L’IPB est totalement impliqué dans la lutte contre l’infection à VIH-SIDA par ses activités d’appui à la santé publique et par ses activités de recherche médicale. Notamment en faisant progresser les connaissances sur le VIH, telles que l’identification des différentes souches du VIH circulant en RCA depuis une décennie et l’identification des résistances primaires ou secondaires du VIH aux ARV chez les PVVIH nouvellement mises sous trithérapie ARV. Ces connaissances sont importantes pour un bon suivi clinique et virologique des PVVIH.

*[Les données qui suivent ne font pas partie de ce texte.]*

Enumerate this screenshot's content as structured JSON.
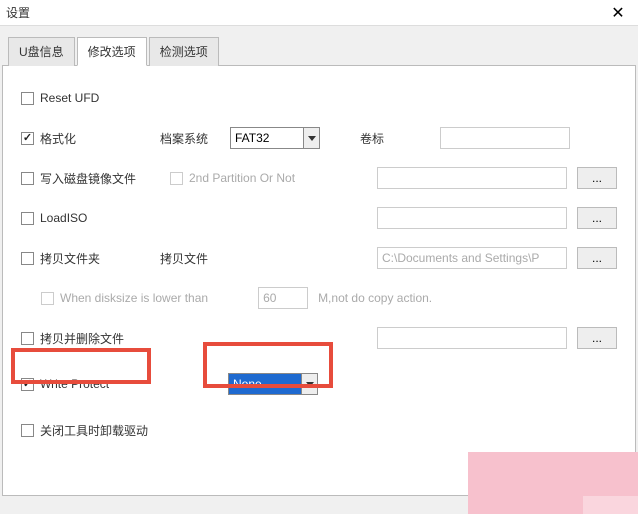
{
  "window": {
    "title": "设置"
  },
  "tabs": [
    {
      "label": "U盘信息"
    },
    {
      "label": "修改选项"
    },
    {
      "label": "检测选项"
    }
  ],
  "options": {
    "reset_ufd": {
      "label": "Reset UFD",
      "checked": false
    },
    "format": {
      "label": "格式化",
      "checked": true,
      "fs_label": "档案系统",
      "fs_value": "FAT32",
      "vol_label": "卷标",
      "vol_value": ""
    },
    "write_image": {
      "label": "写入磁盘镜像文件",
      "checked": false,
      "partition_label": "2nd Partition Or Not",
      "path": "",
      "browse": "..."
    },
    "load_iso": {
      "label": "LoadISO",
      "checked": false,
      "path": "",
      "browse": "..."
    },
    "copy_folder": {
      "label": "拷贝文件夹",
      "checked": false,
      "field_label": "拷贝文件",
      "path": "C:\\Documents and Settings\\P",
      "browse": "..."
    },
    "disksize": {
      "label": "When disksize is lower than",
      "value": "60",
      "suffix": "M,not do copy action."
    },
    "copy_delete": {
      "label": "拷贝并删除文件",
      "checked": false,
      "path": "",
      "browse": "..."
    },
    "write_protect": {
      "label": "Write Protect",
      "checked": true,
      "value": "None"
    },
    "unload_driver": {
      "label": "关闭工具时卸载驱动",
      "checked": false
    }
  }
}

En 2016, la RCA s’était alignée sur la stratégie « 90-90-90 » de l’ONUSIDA qui stipule qu’à l’horizon 2020, 90% des personnes séropositives pour le VIH doivent connaitre leur statut sérologique, 90% des personnes vivant avec le VIH (PVVIH) doivent être mises sous traitement ARV et 90% des PVVIH traitées aux ARV doivent obtenir une charge virale VIH indétectable ie nulle. C’est ainsi qu’au courant du premier semestre 2017, une nouvelle étape a été franchie en RCA avec l’intégration de la charge virale du VIH (CV VIH) dans les analyses gratuites pour les PVVIH et qui sont subventionnées par le Fonds Mondial de lutte contre le SIDA, le Paludisme et la Tuberculose. Cette analyse de CV VIH est en effet indispensable pour évaluer l’efficacité du TARV prescrit aux PVVIH.